15. In a letter dated XX June 20XX from the council to Person A, the council invited Person A to attend a meeting to discuss a proposal to transition the Property to a residential zone. It was indicated that the council had advised an engineering/surveying company that a planning scheme amendment application would be accepted to rezone land, including the Property, in accordance with the urban growth plan. 16. In November 20XX, Person C, under a power of attorney, signed an authorisation with an engineering/surveying company to participate in a Development Plan Overlay rezoning project to rezone the land from Rural Living Zone to General Residential Zone 1, which was converted to a Section 96A rezoning process in November 20XX. 17. In September 20XX, a rezoning application was lodged by the engineering/surveying company with the council. At this time, the Executors anticipated that the rezoning of the Property would be completed by late December 20XX.

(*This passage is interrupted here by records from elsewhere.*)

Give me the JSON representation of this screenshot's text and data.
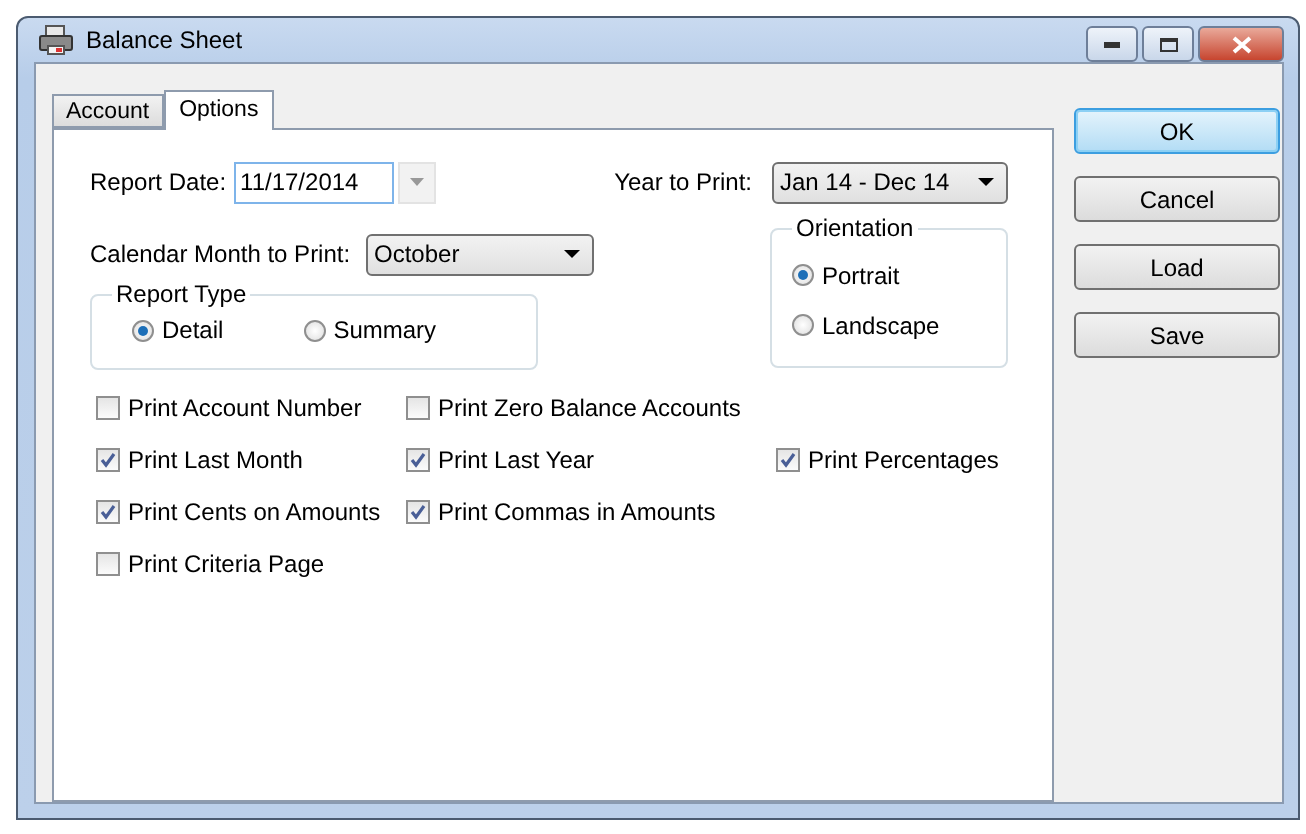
{
  "window": {
    "title": "Balance Sheet"
  },
  "tabs": [
    {
      "label": "Account",
      "selected": false
    },
    {
      "label": "Options",
      "selected": true
    }
  ],
  "report_date": {
    "label": "Report Date:",
    "value": "11/17/2014"
  },
  "year_to_print": {
    "label": "Year to Print:",
    "value": "Jan 14 - Dec 14"
  },
  "calendar_month": {
    "label": "Calendar Month to Print:",
    "value": "October"
  },
  "report_type": {
    "title": "Report Type",
    "options": [
      {
        "label": "Detail",
        "selected": true
      },
      {
        "label": "Summary",
        "selected": false
      }
    ]
  },
  "orientation": {
    "title": "Orientation",
    "options": [
      {
        "label": "Portrait",
        "selected": true
      },
      {
        "label": "Landscape",
        "selected": false
      }
    ]
  },
  "checkbox_rows": [
    [
      {
        "label": "Print Account Number",
        "checked": false
      },
      {
        "label": "Print Zero Balance Accounts",
        "checked": false
      }
    ],
    [
      {
        "label": "Print Last Month",
        "checked": true
      },
      {
        "label": "Print Last Year",
        "checked": true
      },
      {
        "label": "Print Percentages",
        "checked": true
      }
    ],
    [
      {
        "label": "Print Cents on Amounts",
        "checked": true
      },
      {
        "label": "Print Commas in Amounts",
        "checked": true
      }
    ],
    [
      {
        "label": "Print Criteria Page",
        "checked": false
      }
    ]
  ],
  "buttons": [
    {
      "label": "OK",
      "default": true
    },
    {
      "label": "Cancel",
      "default": false
    },
    {
      "label": "Load",
      "default": false
    },
    {
      "label": "Save",
      "default": false
    }
  ]
}
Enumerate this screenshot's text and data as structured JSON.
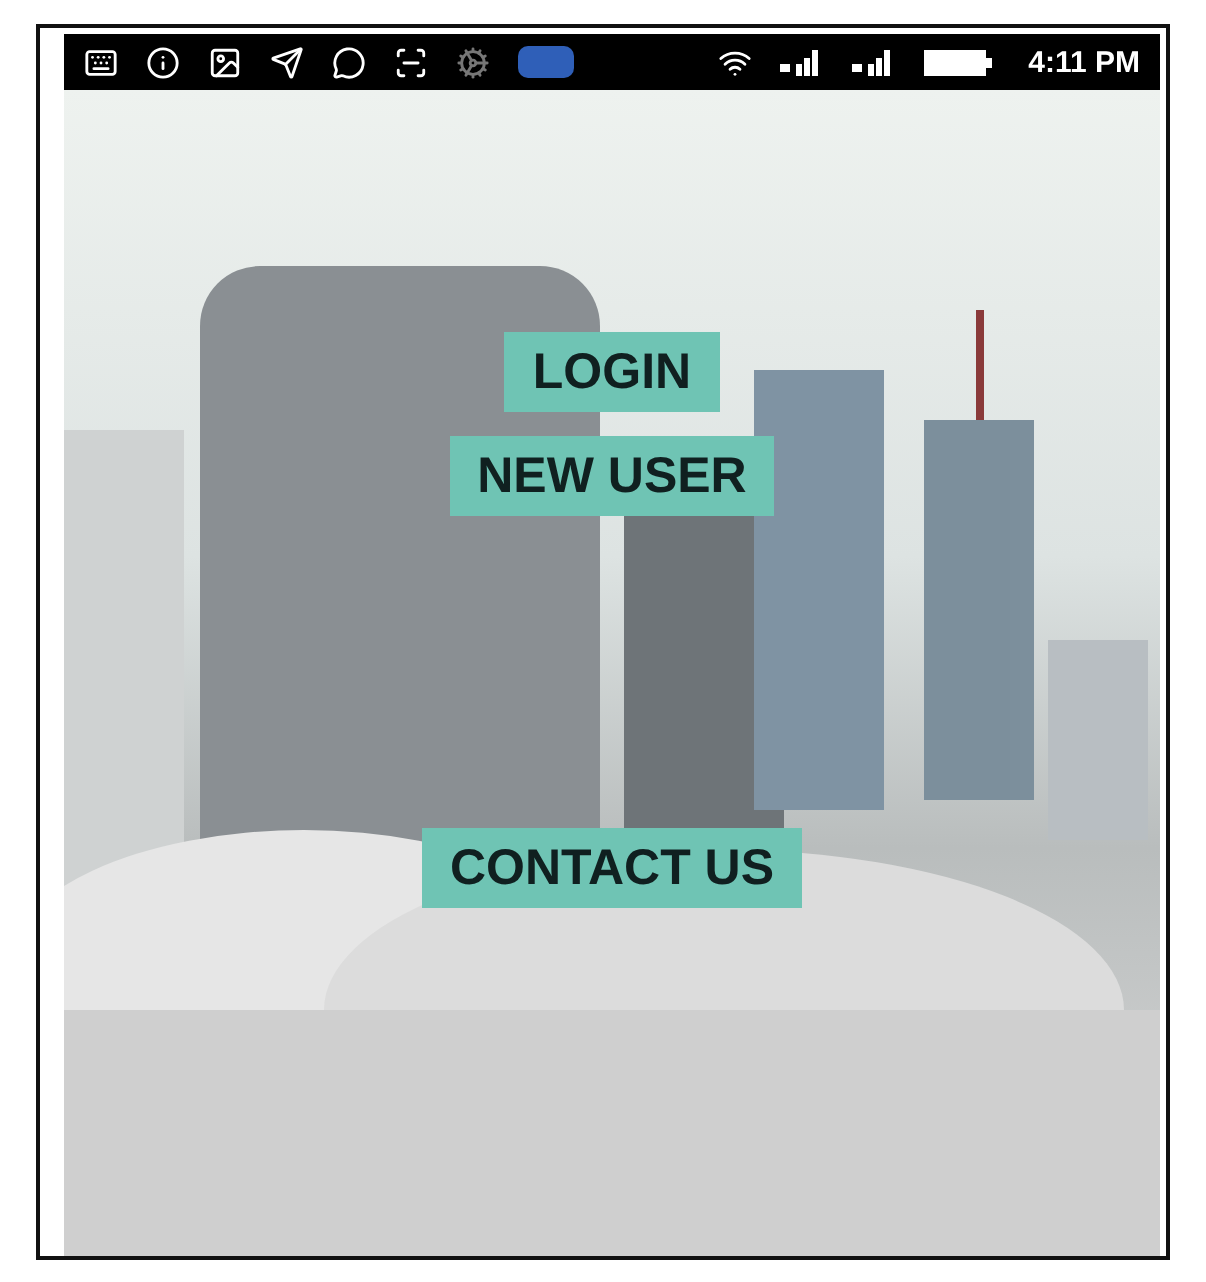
{
  "status_bar": {
    "time": "4:11 PM"
  },
  "buttons": [
    {
      "label": "LOGIN",
      "kind": "primary"
    },
    {
      "label": "NEW USER",
      "kind": "primary"
    },
    {
      "label": "CONTACT US",
      "kind": "spaced"
    }
  ]
}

18. In April 20XX, the Estate received a private ruling (Authorisation number 1051827021560) for the income years ended 30 June 20XX and 30 June 20XX confirming that a sale of the Property would be assessable under the capital gains tax provisions contained in Parts 3-1 and 3-3 of the ITAA 1997. 19. The Executors signed an exclusive sale authority for the Property on X July 20XX and the Property was listed for sale publicly after that with an expression of interest for the Property due on Y August 2021. 20. In September 20XX, the Executors entered into a contract of sale for the Property with the Purchaser. The purchase price under the contract of sale was $XX. Settlement was due on the earlier of 3 years from the date of the contract of sale, or 21 days from the date upon which the rezoning of the Property was gazetted. At this time, the Executors had been in receipt of communication from the council indicating that the rezoning process would be complete in 20XX.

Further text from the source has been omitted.